Thunderstorms can bring intense rain, hail, lightning and even tornadoes, but “predicting them a few hours out is one of the great problems of meteorology,” says Chian-Yi Liu, a postdoctoral researcher at the University of Wisconsin–Madison.
And the consequences can be more serious than a rained-out hike — even major storms can be missed, Liu says, including the one that dumped up to 10 inches of rain on La Crosse, Wis., on Aug. 18, 2007. “Predictions for the day said a moderate chance of thunderstorms,” Liu says, “but this one produced an inch or two of rain per hour and caused severe flooding.”
Thunderstorms are called “convective storms” because they are powered by differences in air density that cause updrafts and cooling, and can lead to hail, rain, tornadoes and lightning.
In a presentation at the meeting of the American Geophysical Union in San Francisco on Dec. 16, Liu will show that additional data, taken from a satellite, could greatly improve the accuracy of thunderstorm prediction a few hours out.
Liu works at the Cooperative Institute of Meteorological Satellite Studies (CIMSS) at UW–Madison, which both processes satellite data and explores how meteorologists can use more effectively.
“Scientists understand the basic causes of thunderstorm formation,” Liu says, “but their major source of data is usually surface observations, or measurements taken from balloons that are released into the lower atmosphere, and they usually lack information about the upper atmosphere.”
When Liu and his colleagues introduced data on conditions at 15,000-32,000 feet of altitude into the equation, they found a considerable improvement in the crucial three- to six-hour forecast.

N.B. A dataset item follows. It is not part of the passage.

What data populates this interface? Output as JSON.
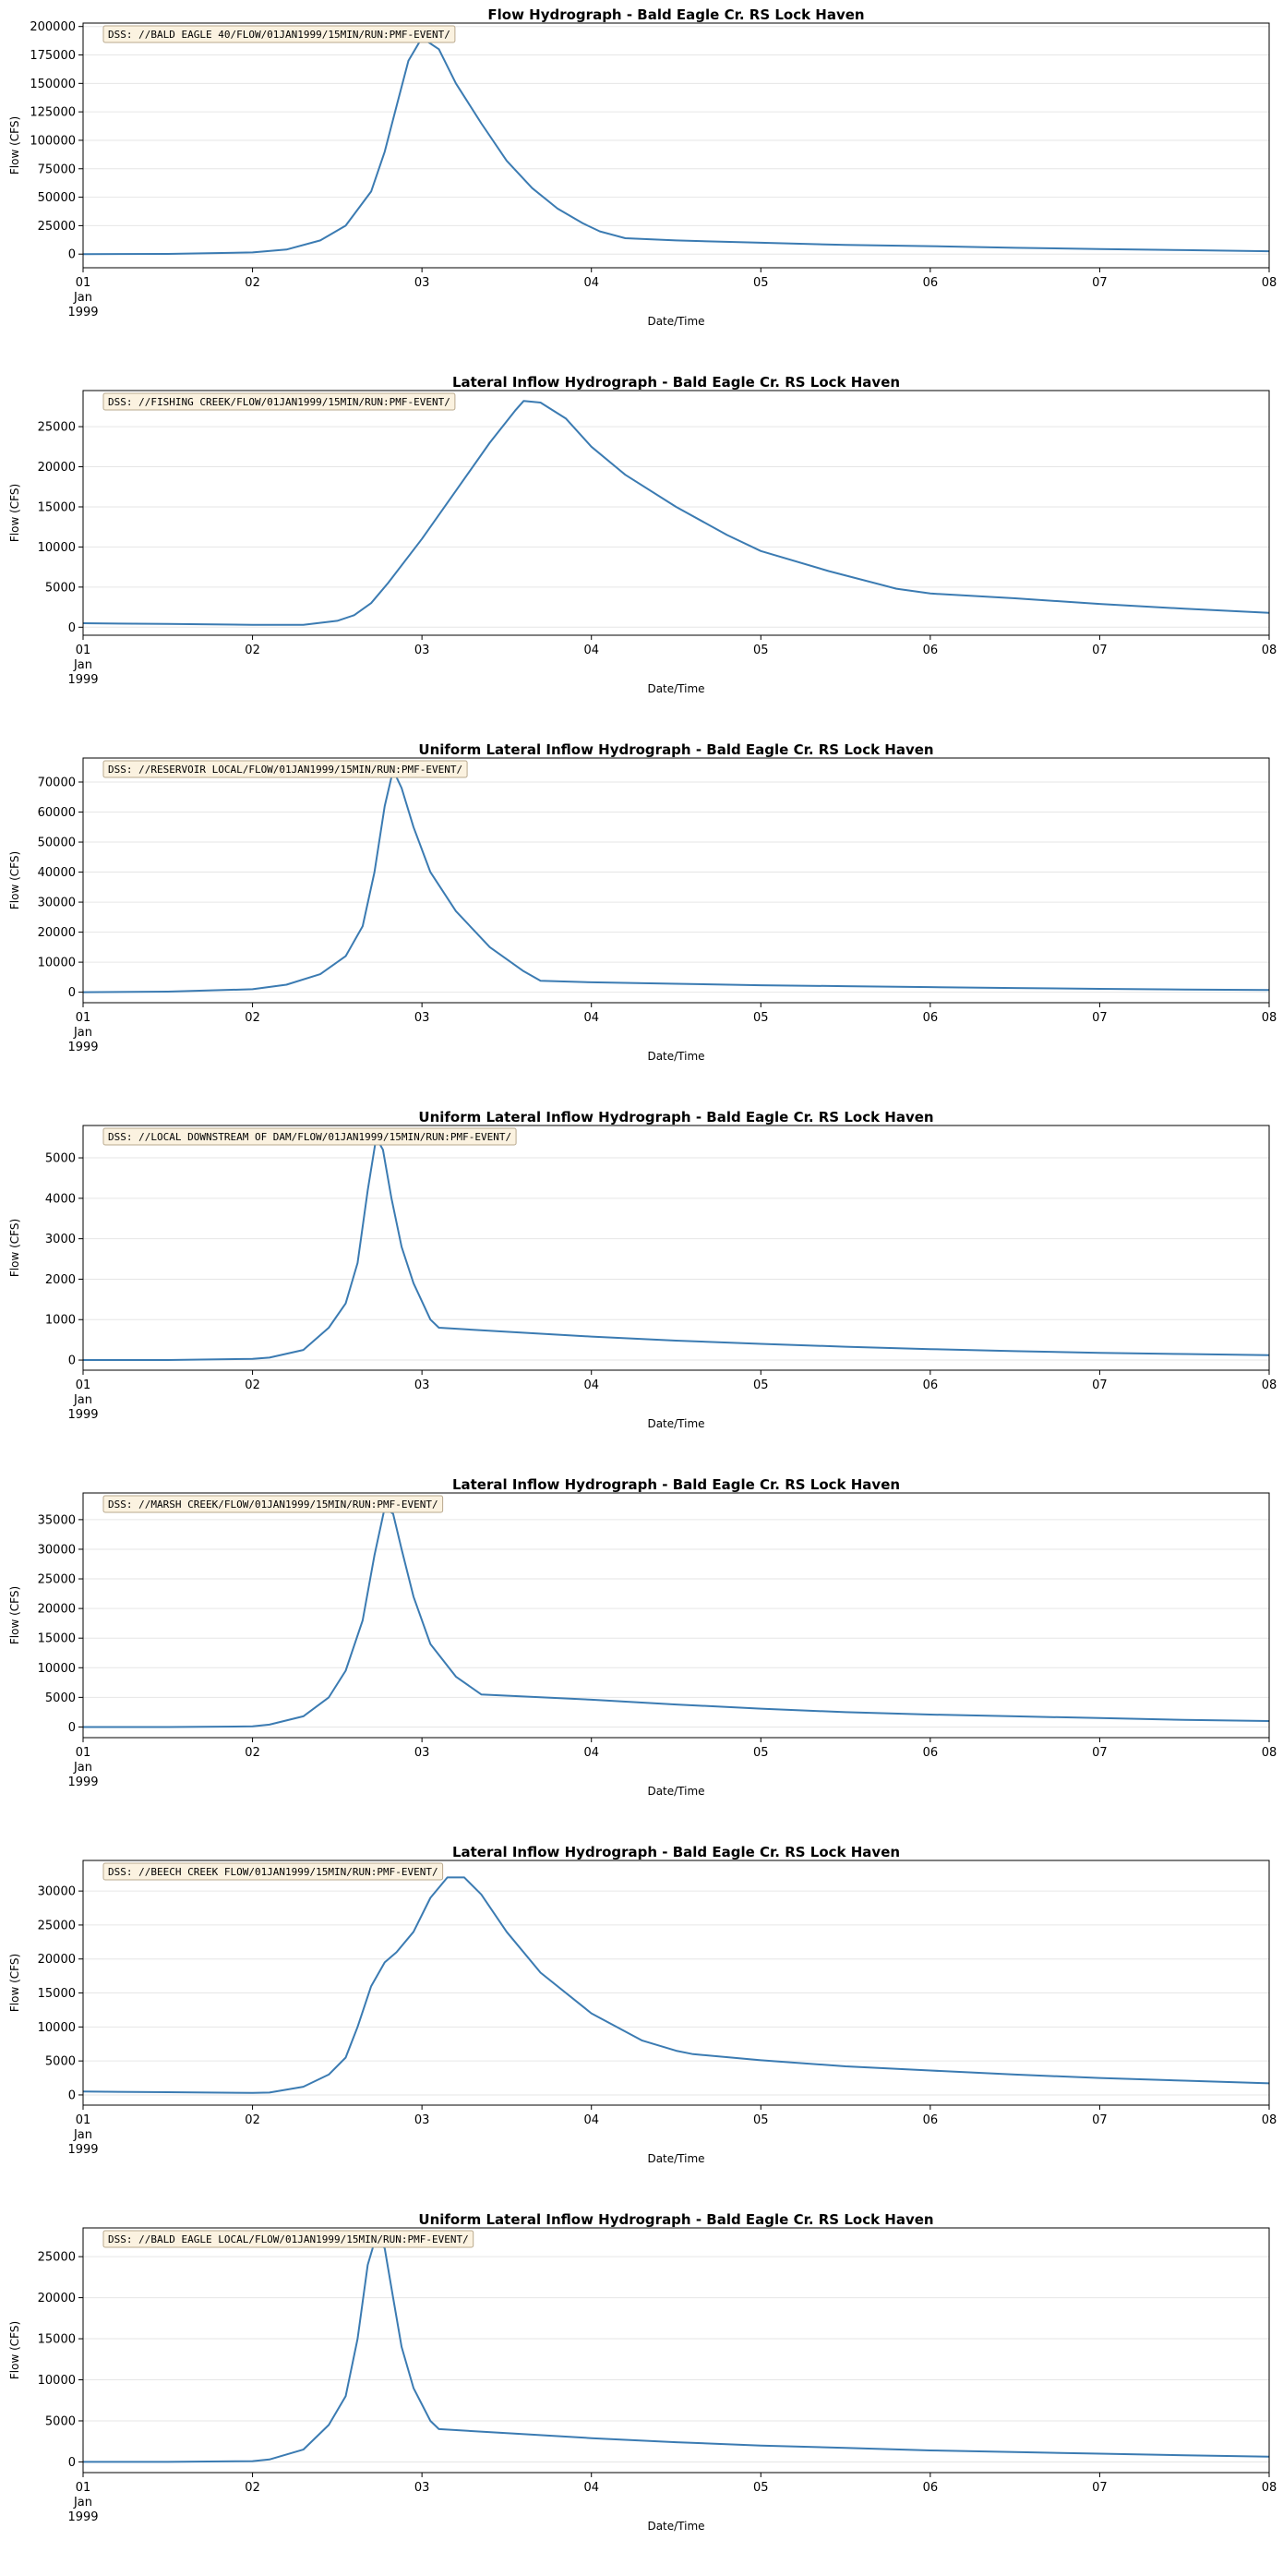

The data was collected from 400 different events by sensors on NASA’s Aqua satellite that measure conditions at different altitudes.

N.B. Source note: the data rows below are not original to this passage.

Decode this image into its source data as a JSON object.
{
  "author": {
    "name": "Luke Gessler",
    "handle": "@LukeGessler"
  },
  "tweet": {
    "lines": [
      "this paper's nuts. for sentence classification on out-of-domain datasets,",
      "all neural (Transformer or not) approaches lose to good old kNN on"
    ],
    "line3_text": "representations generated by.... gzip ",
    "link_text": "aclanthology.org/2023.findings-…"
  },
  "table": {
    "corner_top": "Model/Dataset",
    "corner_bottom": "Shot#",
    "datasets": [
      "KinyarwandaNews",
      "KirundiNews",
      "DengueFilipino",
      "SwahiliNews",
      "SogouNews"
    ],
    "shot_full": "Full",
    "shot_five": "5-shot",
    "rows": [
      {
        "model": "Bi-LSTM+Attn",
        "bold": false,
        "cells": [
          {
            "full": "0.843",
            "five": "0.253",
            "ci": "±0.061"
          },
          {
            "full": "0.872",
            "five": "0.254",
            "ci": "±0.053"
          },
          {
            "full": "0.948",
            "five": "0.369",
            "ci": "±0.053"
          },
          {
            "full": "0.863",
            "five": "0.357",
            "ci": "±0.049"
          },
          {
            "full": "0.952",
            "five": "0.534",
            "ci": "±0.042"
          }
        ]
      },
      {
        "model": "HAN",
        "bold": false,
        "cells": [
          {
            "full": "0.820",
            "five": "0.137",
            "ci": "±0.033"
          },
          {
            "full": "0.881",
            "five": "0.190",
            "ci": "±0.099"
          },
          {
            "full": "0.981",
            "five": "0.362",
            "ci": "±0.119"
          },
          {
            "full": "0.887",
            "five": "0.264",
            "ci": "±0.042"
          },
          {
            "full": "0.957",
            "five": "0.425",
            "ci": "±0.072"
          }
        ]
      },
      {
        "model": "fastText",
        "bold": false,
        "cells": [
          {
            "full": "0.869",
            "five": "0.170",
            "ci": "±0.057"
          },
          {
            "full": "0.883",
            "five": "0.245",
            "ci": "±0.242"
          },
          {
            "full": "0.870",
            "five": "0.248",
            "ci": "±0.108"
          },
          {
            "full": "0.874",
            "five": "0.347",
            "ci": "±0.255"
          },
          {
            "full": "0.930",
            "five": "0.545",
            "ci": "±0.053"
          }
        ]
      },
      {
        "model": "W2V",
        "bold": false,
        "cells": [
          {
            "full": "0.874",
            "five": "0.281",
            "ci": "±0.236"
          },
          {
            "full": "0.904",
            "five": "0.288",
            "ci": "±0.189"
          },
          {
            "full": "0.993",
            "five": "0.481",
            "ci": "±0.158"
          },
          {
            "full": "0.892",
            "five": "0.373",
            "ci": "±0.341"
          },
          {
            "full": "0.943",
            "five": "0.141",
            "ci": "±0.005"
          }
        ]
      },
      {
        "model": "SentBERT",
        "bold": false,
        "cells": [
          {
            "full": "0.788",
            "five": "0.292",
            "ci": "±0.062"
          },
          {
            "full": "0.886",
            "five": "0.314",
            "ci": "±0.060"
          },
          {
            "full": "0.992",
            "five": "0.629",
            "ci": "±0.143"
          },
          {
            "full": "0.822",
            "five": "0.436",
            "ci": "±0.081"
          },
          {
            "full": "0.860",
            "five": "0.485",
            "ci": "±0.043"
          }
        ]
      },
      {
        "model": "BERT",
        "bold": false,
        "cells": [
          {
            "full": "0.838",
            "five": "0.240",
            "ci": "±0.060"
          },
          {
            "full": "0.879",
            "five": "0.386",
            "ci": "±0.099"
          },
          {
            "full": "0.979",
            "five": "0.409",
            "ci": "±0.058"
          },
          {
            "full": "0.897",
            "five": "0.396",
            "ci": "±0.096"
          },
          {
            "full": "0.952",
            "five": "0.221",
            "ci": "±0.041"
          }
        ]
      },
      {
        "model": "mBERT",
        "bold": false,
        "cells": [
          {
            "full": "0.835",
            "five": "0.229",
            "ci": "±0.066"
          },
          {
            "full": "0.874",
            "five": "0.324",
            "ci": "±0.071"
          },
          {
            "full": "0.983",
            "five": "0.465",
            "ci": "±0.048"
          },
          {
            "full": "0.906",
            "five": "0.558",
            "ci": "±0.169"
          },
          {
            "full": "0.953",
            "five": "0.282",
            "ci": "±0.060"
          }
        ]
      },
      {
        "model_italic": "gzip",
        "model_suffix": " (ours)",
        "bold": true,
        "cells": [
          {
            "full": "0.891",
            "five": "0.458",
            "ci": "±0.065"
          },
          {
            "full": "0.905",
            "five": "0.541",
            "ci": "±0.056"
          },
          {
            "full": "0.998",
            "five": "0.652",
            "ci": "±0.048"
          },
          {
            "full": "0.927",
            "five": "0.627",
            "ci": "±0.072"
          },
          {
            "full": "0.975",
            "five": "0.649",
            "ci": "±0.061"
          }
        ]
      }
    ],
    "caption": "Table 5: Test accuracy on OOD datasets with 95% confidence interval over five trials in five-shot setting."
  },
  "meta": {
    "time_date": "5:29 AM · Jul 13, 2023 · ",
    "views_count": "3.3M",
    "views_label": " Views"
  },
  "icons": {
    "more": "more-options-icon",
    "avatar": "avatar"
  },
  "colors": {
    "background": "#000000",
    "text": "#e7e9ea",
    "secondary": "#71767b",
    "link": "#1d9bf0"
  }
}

Convective storms allow the atmosphere to dump excess energy, held in the form of heat and humidity, and release it as wind and especially precipitation. Convection storms are most likely when the atmosphere is unstable, Liu says. “Our analysis shows that if there is instability at around 30,000 feet, with other storm-favorable conditions, a convective storm will develop in the following three to five hours. Using the top-down view of a satellite reverses our usual way of thinking about convective storms, and may suggest an explanation for storms that arise when they would not be predicted using conventional methods.”

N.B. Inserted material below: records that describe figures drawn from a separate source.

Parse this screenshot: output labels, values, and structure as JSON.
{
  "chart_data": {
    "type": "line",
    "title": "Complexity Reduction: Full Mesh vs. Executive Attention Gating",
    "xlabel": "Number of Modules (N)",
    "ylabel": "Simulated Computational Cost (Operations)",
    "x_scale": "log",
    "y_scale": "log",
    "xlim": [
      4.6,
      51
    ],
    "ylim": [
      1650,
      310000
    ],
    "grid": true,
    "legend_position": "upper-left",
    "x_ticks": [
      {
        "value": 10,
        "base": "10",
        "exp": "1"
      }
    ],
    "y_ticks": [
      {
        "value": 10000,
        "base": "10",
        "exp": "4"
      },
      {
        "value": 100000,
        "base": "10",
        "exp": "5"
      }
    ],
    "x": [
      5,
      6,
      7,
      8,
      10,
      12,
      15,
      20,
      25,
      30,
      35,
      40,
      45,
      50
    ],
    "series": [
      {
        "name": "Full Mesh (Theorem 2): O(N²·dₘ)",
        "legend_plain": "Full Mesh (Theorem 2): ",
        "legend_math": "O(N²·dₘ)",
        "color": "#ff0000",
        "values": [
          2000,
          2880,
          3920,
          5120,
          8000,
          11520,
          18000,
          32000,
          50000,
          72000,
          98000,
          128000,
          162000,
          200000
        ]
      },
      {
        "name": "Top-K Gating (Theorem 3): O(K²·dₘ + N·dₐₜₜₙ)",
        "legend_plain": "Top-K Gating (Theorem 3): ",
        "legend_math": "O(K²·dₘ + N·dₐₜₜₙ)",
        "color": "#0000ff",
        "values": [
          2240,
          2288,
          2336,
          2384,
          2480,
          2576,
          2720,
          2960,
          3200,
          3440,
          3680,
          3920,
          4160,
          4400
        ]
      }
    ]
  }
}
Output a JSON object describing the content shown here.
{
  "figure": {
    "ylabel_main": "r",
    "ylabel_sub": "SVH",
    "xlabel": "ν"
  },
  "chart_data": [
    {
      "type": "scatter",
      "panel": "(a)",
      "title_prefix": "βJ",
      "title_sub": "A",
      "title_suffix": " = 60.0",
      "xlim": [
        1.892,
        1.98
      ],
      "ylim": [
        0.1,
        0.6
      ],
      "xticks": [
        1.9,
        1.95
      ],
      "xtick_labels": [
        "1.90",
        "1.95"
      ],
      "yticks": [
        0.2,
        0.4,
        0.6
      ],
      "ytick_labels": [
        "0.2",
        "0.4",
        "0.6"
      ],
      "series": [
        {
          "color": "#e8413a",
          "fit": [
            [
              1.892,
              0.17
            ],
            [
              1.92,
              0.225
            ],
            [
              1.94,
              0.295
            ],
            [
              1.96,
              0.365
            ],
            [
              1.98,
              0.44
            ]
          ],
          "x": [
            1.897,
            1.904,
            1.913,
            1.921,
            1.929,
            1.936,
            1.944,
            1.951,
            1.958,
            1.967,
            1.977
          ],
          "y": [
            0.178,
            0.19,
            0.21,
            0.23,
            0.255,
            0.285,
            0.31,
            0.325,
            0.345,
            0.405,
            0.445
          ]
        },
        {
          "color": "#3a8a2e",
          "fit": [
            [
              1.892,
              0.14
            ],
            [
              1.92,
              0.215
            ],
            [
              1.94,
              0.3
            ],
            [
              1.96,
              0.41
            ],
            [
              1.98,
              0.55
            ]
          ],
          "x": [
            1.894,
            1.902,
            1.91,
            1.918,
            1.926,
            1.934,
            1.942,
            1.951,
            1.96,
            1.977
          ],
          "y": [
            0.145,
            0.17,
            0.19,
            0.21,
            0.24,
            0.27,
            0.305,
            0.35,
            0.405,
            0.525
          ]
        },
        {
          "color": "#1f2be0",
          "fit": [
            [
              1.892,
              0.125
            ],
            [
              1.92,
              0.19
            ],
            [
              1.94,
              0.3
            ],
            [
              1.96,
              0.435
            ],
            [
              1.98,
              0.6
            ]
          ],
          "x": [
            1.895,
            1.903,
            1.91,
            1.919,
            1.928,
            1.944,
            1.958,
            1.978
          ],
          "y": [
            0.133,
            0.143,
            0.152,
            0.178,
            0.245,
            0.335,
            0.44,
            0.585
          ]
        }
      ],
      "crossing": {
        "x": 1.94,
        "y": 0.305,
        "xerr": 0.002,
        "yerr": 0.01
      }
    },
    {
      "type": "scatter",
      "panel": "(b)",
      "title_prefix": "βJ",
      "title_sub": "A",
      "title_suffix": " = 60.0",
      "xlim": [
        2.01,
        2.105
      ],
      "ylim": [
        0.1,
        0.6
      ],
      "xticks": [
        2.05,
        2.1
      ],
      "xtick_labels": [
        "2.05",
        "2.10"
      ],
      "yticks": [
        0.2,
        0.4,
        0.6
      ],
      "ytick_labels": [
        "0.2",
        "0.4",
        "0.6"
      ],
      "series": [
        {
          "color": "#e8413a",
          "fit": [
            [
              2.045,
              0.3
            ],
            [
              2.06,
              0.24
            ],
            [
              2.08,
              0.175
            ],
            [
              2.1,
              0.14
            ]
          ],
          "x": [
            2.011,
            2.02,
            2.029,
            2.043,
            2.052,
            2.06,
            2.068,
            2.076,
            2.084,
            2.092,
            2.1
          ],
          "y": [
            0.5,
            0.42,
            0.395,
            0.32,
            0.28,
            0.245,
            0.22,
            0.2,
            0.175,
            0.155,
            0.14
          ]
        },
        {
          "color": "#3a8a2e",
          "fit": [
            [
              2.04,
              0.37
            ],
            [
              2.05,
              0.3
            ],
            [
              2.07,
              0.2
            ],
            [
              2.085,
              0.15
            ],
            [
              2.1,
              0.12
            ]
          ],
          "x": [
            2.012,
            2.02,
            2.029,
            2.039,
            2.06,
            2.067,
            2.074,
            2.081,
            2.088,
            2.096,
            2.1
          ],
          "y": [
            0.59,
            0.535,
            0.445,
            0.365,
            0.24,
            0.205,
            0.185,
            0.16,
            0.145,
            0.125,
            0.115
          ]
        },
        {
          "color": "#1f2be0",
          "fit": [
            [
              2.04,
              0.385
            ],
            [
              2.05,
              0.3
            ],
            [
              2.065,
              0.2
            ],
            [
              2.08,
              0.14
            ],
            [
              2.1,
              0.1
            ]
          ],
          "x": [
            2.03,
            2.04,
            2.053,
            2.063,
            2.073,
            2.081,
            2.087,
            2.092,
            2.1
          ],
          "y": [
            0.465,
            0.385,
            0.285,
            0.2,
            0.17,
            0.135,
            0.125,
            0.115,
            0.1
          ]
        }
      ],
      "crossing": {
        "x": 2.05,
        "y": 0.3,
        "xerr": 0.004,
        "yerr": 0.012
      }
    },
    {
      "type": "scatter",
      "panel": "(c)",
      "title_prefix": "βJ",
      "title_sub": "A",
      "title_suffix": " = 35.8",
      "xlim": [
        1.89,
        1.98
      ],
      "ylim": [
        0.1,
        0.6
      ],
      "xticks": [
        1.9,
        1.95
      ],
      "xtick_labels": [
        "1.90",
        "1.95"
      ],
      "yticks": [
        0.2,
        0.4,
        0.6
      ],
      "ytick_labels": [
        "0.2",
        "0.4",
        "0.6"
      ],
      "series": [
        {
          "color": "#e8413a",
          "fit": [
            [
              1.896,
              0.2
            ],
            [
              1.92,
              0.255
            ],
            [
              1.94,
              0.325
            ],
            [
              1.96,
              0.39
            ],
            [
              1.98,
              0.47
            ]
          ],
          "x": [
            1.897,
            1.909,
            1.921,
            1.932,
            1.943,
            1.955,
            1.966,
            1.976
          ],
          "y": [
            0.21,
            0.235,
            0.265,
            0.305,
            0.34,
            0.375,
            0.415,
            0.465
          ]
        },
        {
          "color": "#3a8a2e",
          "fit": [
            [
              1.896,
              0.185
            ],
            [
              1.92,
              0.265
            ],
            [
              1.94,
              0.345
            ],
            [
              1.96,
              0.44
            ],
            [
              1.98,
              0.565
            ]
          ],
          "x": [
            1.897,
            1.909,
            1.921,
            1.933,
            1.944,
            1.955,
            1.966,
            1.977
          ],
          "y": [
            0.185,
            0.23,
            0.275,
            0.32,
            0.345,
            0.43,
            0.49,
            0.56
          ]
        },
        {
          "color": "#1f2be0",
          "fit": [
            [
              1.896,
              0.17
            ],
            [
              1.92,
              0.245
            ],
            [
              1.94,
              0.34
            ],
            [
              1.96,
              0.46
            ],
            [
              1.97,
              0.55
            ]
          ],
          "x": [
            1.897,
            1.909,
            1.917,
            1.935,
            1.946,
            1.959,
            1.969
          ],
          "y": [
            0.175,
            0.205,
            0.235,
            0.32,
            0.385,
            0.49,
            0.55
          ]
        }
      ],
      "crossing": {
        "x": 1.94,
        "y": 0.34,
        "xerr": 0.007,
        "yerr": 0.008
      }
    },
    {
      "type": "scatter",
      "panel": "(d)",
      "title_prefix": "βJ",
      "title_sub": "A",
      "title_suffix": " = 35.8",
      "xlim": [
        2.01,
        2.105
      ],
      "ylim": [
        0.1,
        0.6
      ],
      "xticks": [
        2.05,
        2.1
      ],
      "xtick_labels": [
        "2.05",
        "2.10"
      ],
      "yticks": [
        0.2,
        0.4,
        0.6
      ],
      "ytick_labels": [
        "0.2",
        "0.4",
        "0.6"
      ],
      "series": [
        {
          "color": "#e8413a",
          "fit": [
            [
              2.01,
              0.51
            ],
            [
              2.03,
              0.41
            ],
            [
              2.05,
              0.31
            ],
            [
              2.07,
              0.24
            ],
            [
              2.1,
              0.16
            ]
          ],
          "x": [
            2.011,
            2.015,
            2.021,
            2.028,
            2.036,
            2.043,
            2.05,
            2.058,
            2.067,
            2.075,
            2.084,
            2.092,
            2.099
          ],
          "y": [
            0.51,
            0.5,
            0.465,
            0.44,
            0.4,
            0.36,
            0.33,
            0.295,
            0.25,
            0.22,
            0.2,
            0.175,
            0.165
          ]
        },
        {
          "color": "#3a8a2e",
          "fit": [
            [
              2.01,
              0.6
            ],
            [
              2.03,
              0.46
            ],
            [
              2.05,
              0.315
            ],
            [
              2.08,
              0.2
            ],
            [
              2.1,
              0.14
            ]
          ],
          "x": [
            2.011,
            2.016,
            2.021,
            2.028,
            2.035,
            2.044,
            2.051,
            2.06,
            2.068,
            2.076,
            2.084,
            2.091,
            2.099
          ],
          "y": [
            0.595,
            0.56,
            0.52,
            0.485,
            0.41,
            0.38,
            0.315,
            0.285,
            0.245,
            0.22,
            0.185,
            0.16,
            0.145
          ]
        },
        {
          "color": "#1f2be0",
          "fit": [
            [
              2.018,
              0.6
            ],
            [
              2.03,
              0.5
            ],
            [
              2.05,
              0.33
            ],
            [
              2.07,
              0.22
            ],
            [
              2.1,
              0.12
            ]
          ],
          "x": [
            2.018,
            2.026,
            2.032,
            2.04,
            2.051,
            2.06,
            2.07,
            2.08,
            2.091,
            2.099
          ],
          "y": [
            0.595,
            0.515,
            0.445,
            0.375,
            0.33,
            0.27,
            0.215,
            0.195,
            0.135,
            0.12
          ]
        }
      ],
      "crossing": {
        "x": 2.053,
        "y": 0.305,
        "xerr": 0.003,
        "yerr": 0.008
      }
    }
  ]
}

“For a long time, we have looked at convection and instability from a near-surface perspective,” says co-author Steve Ackerman, a professor of meteorology and director of CIMSS. “What Chian-Yi has showed is that this is not always the case, you can drive instability from upper troposphere too.”
The troposphere is roughly the lower six miles of the atmosphere.
Convection releases energy and feeds on itself, Ackerman says. “If you have unstable conditions in the atmosphere and things get moving, they will continue to move by themselves. Our perspective has been how it could get started from the ground. Chian-Yi has shown that it can start from the top as well.”
CIMSS has a good working relationship with National Weather Service, Ackerman says, and has a “proving ground” process that can quickly incorporate research results into forecast methods.
“In my experience, there are not many advances that come along with so much potential to improve forecasts,” Ackerman says. “This is an advance in the science, and it takes this perspective: Let’s not always look at the atmosphere from the ground. Let’s also look at what happens in the upper atmosphere.”